Carrying a pink garment bag across one arm, Nicole Furlong picked up her marriage license, bounded up the marble steps of the Washington County Courthouse and checked in with the judge’s office.

It’s not unusual for members of a wedding party to be running a little late, considering all the preparations and anxieties the event entails.

That was the case Tuesday morning for Furlong and Amanda Raye Weinzen, who had to deal not only with gown, dress shirt and trousers, tie and rings, but also the weight of history.

Weinzen, 26, and Furlong, 23, of New Eagle, on Tuesday morning were about to become the first same-sex couple to be married in Washington County Courthouse.

They were also the first same-sex couple to apply for a marriage license at the courthouse the morning of May 21, the day after a federal judge struck down the Pennsylvania law prohibiting gay marriages. The courthouse was closed last Tuesday for election day when the ruling came down.

Judge Katherine B. Emery had to change only a word or two for Tuesday’s five-minue ceremony, substituting the term “spouse” instead of husband or wife in the marriage vows.

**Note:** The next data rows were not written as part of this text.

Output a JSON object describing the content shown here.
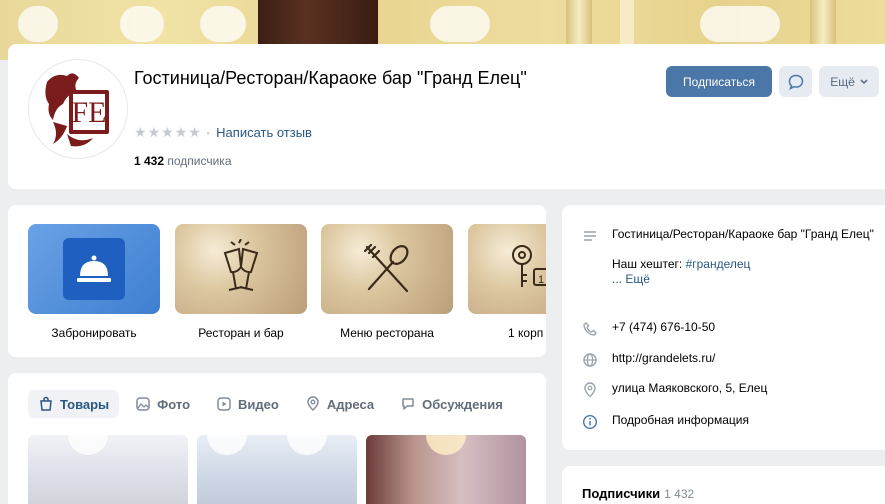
{
  "header": {
    "title": "Гостиница/Ресторан/Караоке бар \"Гранд Елец\"",
    "rating_stars": 0,
    "rating_max": 5,
    "review_link": "Написать отзыв",
    "separator": "·",
    "subscribers_count": "1 432",
    "subscribers_label": "подписчика",
    "subscribe_button": "Подписаться",
    "more_button": "Ещё"
  },
  "apps": [
    {
      "label": "Забронировать",
      "icon": "bell-icon"
    },
    {
      "label": "Ресторан и бар",
      "icon": "champagne-glasses-icon"
    },
    {
      "label": "Меню ресторана",
      "icon": "fork-spoon-icon"
    },
    {
      "label": "1 корп",
      "icon": "keys-icon"
    }
  ],
  "tabs": [
    {
      "label": "Товары",
      "icon": "bag-icon",
      "active": true
    },
    {
      "label": "Фото",
      "icon": "photo-icon",
      "active": false
    },
    {
      "label": "Видео",
      "icon": "video-icon",
      "active": false
    },
    {
      "label": "Адреса",
      "icon": "location-icon",
      "active": false
    },
    {
      "label": "Обсуждения",
      "icon": "comments-icon",
      "active": false
    }
  ],
  "info": {
    "description": "Гостиница/Ресторан/Караоке бар \"Гранд Елец\"",
    "hashtag_prefix": "Наш хештег:",
    "hashtag": "#гранделец",
    "more": "... Ещё",
    "phone": "+7 (474) 676-10-50",
    "website": "http://grandelets.ru/",
    "address": "улица Маяковского, 5, Елец",
    "details": "Подробная информация"
  },
  "subscribers_section": {
    "title": "Подписчики",
    "count": "1 432"
  },
  "colors": {
    "accent": "#4a76a8",
    "link": "#2a5885",
    "background": "#edeef0",
    "card": "#ffffff",
    "logo": "#7a1c1c"
  }
}
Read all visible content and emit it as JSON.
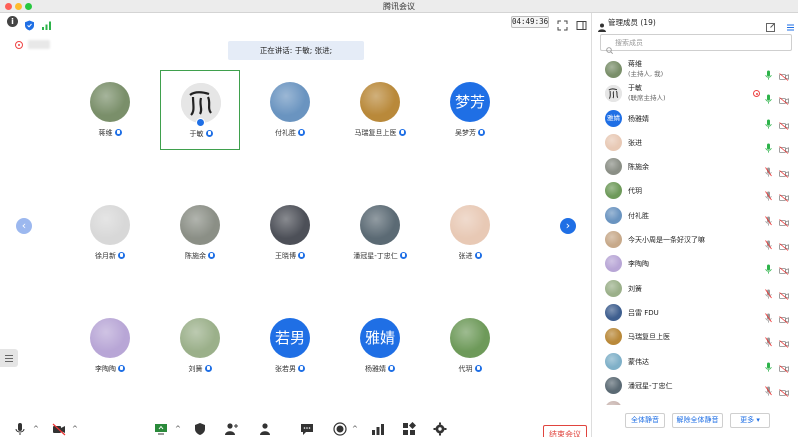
{
  "window": {
    "title": "腾讯会议"
  },
  "topbar": {
    "timer": "04:49:36"
  },
  "speaking": {
    "label": "正在讲话: 于敏; 张进;"
  },
  "nav": {
    "prev": "‹",
    "next": "›"
  },
  "grid": [
    {
      "name": "蒋维",
      "avatar": "photo",
      "color": "#7a8f6a"
    },
    {
      "name": "于敏",
      "avatar": "ink",
      "color": "#dcdcdc",
      "active": true
    },
    {
      "name": "付礼胜",
      "avatar": "photo",
      "color": "#6a94c0"
    },
    {
      "name": "马瑞复旦上医",
      "avatar": "photo",
      "color": "#b9893a"
    },
    {
      "name": "吴梦芳",
      "avatar": "text",
      "avatar_text": "梦芳"
    },
    {
      "name": "徐月新",
      "avatar": "photo",
      "color": "#d8d8d8"
    },
    {
      "name": "陈施余",
      "avatar": "photo",
      "color": "#8b8f86"
    },
    {
      "name": "王晓博",
      "avatar": "photo",
      "color": "#4d5058"
    },
    {
      "name": "潘冠星-丁忠仁",
      "avatar": "photo",
      "color": "#5b6a74"
    },
    {
      "name": "张进",
      "avatar": "photo",
      "color": "#e8c9b5"
    },
    {
      "name": "李陶陶",
      "avatar": "photo",
      "color": "#b8a6d6"
    },
    {
      "name": "刘簧",
      "avatar": "photo",
      "color": "#9bb08a"
    },
    {
      "name": "张若男",
      "avatar": "text",
      "avatar_text": "若男"
    },
    {
      "name": "杨雅婧",
      "avatar": "text",
      "avatar_text": "雅婧"
    },
    {
      "name": "代玥",
      "avatar": "photo",
      "color": "#6e9a5a"
    }
  ],
  "toolbar": {
    "tools": [
      {
        "id": "mute",
        "label": "静音",
        "icon": "mic-icon"
      },
      {
        "id": "video",
        "label": "开启视频",
        "icon": "video-off-icon"
      },
      {
        "id": "share",
        "label": "共享屏幕",
        "icon": "screen-share-icon"
      },
      {
        "id": "security",
        "label": "安全",
        "icon": "shield-icon"
      },
      {
        "id": "invite",
        "label": "邀请",
        "icon": "invite-icon"
      },
      {
        "id": "members",
        "label": "管理成员(19)",
        "icon": "members-icon"
      },
      {
        "id": "chat",
        "label": "聊天",
        "icon": "chat-icon"
      },
      {
        "id": "record",
        "label": "录制",
        "icon": "record-icon"
      },
      {
        "id": "breakout",
        "label": "分组讨论",
        "icon": "breakout-icon"
      },
      {
        "id": "apps",
        "label": "应用",
        "icon": "apps-icon"
      },
      {
        "id": "settings",
        "label": "设置",
        "icon": "gear-icon"
      }
    ],
    "end_label": "结束会议"
  },
  "panel": {
    "title": "管理成员 (19)",
    "search_placeholder": "搜索成员",
    "members": [
      {
        "name": "蒋维",
        "sub": "(主持人, 我)",
        "avatar": "photo",
        "color": "#7a8f6a",
        "mic": "on"
      },
      {
        "name": "于敏",
        "sub": "(联席主持人)",
        "avatar": "ink",
        "color": "#dcdcdc",
        "mic": "on",
        "rec": true
      },
      {
        "name": "杨雅婧",
        "avatar": "text",
        "avatar_text": "雅婧",
        "mic": "on"
      },
      {
        "name": "张进",
        "avatar": "photo",
        "color": "#e8c9b5",
        "mic": "on"
      },
      {
        "name": "陈施余",
        "avatar": "photo",
        "color": "#8b8f86",
        "mic": "muted"
      },
      {
        "name": "代玥",
        "avatar": "photo",
        "color": "#6e9a5a",
        "mic": "muted"
      },
      {
        "name": "付礼胜",
        "avatar": "photo",
        "color": "#6a94c0",
        "mic": "muted"
      },
      {
        "name": "今天小周是一条好汉了嘛",
        "avatar": "photo",
        "color": "#c7a98a",
        "mic": "muted"
      },
      {
        "name": "李陶陶",
        "avatar": "photo",
        "color": "#b8a6d6",
        "mic": "on"
      },
      {
        "name": "刘簧",
        "avatar": "photo",
        "color": "#9bb08a",
        "mic": "muted"
      },
      {
        "name": "吕雷 FDU",
        "avatar": "photo",
        "color": "#3f5f8f",
        "mic": "muted"
      },
      {
        "name": "马瑞复旦上医",
        "avatar": "photo",
        "color": "#b9893a",
        "mic": "muted"
      },
      {
        "name": "蒙伟达",
        "avatar": "photo",
        "color": "#7fb0c8",
        "mic": "on"
      },
      {
        "name": "潘冠星-丁忠仁",
        "avatar": "photo",
        "color": "#5b6a74",
        "mic": "muted"
      },
      {
        "name": "",
        "avatar": "photo",
        "color": "#c9b5b0",
        "mic": "muted"
      }
    ],
    "footer": {
      "mute_all": "全体静音",
      "unmute_all": "解除全体静音",
      "more": "更多 ▾"
    }
  }
}
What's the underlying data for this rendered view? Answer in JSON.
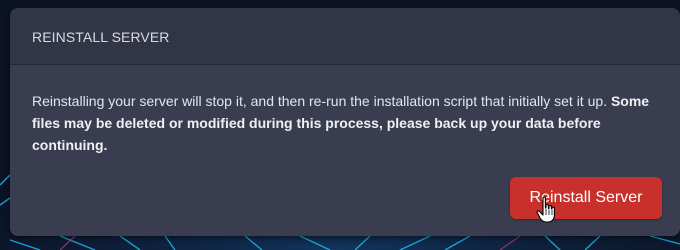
{
  "card": {
    "title": "REINSTALL SERVER",
    "body_text": "Reinstalling your server will stop it, and then re-run the installation script that initially set it up.",
    "body_warning": "Some files may be deleted or modified during this process, please back up your data before continuing.",
    "button_label": "Reinstall Server"
  },
  "colors": {
    "card_bg": "#393d4f",
    "header_bg": "#323546",
    "button": "#c8302b",
    "page_bg": "#0b1224",
    "accent_lines": "#1fb6e8"
  },
  "icons": {
    "cursor": "hand-pointer-cursor"
  }
}
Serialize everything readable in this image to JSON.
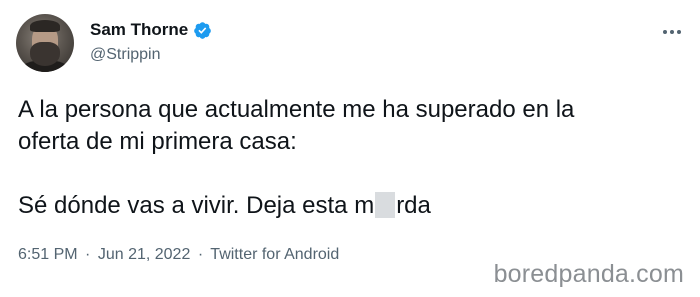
{
  "author": {
    "name": "Sam Thorne",
    "handle": "@Strippin",
    "verified": true,
    "avatar": "avatar-photo"
  },
  "tweet": {
    "line1": "A la persona que actualmente me ha superado en la",
    "line2": "oferta de mi primera casa:",
    "line3_before": "Sé dónde vas a vivir. Deja esta m",
    "line3_after": "rda"
  },
  "meta": {
    "time": "6:51 PM",
    "date": "Jun 21, 2022",
    "source": "Twitter for Android",
    "separator": "·"
  },
  "watermark": "boredpanda.com",
  "icons": {
    "verified": "verified-badge-icon",
    "more": "more-options-icon"
  },
  "colors": {
    "text": "#0f1419",
    "secondary": "#536471",
    "verified": "#1d9bf0",
    "censor": "#d9dcdf"
  }
}
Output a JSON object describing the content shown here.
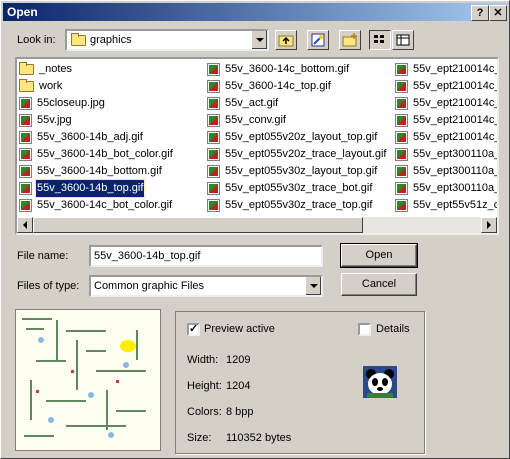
{
  "window": {
    "title": "Open",
    "help_glyph": "?",
    "close_glyph": "✕"
  },
  "lookin": {
    "label": "Look in:",
    "value": "graphics"
  },
  "toolbar": {
    "up_icon": "up-folder-icon",
    "favorites_icon": "favorites-icon",
    "newfolder_icon": "new-folder-icon",
    "list_icon": "list-view-icon",
    "details_icon": "details-view-icon"
  },
  "files": {
    "col1": [
      {
        "name": "_notes",
        "type": "folder"
      },
      {
        "name": "work",
        "type": "folder"
      },
      {
        "name": "55closeup.jpg",
        "type": "image"
      },
      {
        "name": "55v.jpg",
        "type": "image"
      },
      {
        "name": "55v_3600-14b_adj.gif",
        "type": "image"
      },
      {
        "name": "55v_3600-14b_bot_color.gif",
        "type": "image"
      },
      {
        "name": "55v_3600-14b_bottom.gif",
        "type": "image"
      },
      {
        "name": "55v_3600-14b_top.gif",
        "type": "image",
        "selected": true
      },
      {
        "name": "55v_3600-14c_bot_color.gif",
        "type": "image"
      }
    ],
    "col2": [
      {
        "name": "55v_3600-14c_bottom.gif",
        "type": "image"
      },
      {
        "name": "55v_3600-14c_top.gif",
        "type": "image"
      },
      {
        "name": "55v_act.gif",
        "type": "image"
      },
      {
        "name": "55v_conv.gif",
        "type": "image"
      },
      {
        "name": "55v_ept055v20z_layout_top.gif",
        "type": "image"
      },
      {
        "name": "55v_ept055v20z_trace_layout.gif",
        "type": "image"
      },
      {
        "name": "55v_ept055v30z_layout_top.gif",
        "type": "image"
      },
      {
        "name": "55v_ept055v30z_trace_bot.gif",
        "type": "image"
      },
      {
        "name": "55v_ept055v30z_trace_top.gif",
        "type": "image"
      }
    ],
    "col3": [
      {
        "name": "55v_ept210014c_",
        "type": "image"
      },
      {
        "name": "55v_ept210014c_",
        "type": "image"
      },
      {
        "name": "55v_ept210014c_",
        "type": "image"
      },
      {
        "name": "55v_ept210014c_",
        "type": "image"
      },
      {
        "name": "55v_ept210014c_",
        "type": "image"
      },
      {
        "name": "55v_ept300110a_",
        "type": "image"
      },
      {
        "name": "55v_ept300110a_",
        "type": "image"
      },
      {
        "name": "55v_ept300110a_",
        "type": "image"
      },
      {
        "name": "55v_ept55v51z_c",
        "type": "image"
      }
    ]
  },
  "filename": {
    "label": "File name:",
    "value": "55v_3600-14b_top.gif"
  },
  "filetype": {
    "label": "Files of type:",
    "value": "Common graphic Files"
  },
  "buttons": {
    "open": "Open",
    "cancel": "Cancel"
  },
  "preview": {
    "active_label": "Preview active",
    "active_checked": true,
    "details_label": "Details",
    "details_checked": false,
    "width_label": "Width:",
    "width_value": "1209",
    "height_label": "Height:",
    "height_value": "1204",
    "colors_label": "Colors:",
    "colors_value": "8 bpp",
    "size_label": "Size:",
    "size_value": "110352 bytes",
    "thumb_icon": "panda-icon"
  },
  "colors": {
    "title_start": "#0a246a",
    "title_end": "#a6caf0",
    "face": "#d4d0c8",
    "selection": "#0a246a"
  }
}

“Amanda, do you take Nicole to be your spouse, to have and to hold, from this day forward, for better or for worse, for richer, for poorer, in sickness and in health, to love and to cherish from this day forward, ’til death do you part?” the judge intoned in the cavernous, nearly empty red courtroom. Accompanying the bridal couple was a friend, Tammy Blankenship, who acted as photographer, and her young daughter.

Weinzen, who wore a wedding dress but carried no bouquet, and Furlong exchanged rings, and applause echoed as Emery concluded the cermony with the words never before heard in the courthouse, “By the authority invested in me by the Commonwealth of Pennsylvania, I pronounce you partners for life.”

The women posed for photographs, accepted congratulations from a row of spectators waiting for their case to be heard, and headed in their wedding attire to the register of wills/clerk of orphan’s court office to have a raised seal imprinted on their marriage license, with Furlong carrying her spouse’s draped, ivory, cathedral-length train.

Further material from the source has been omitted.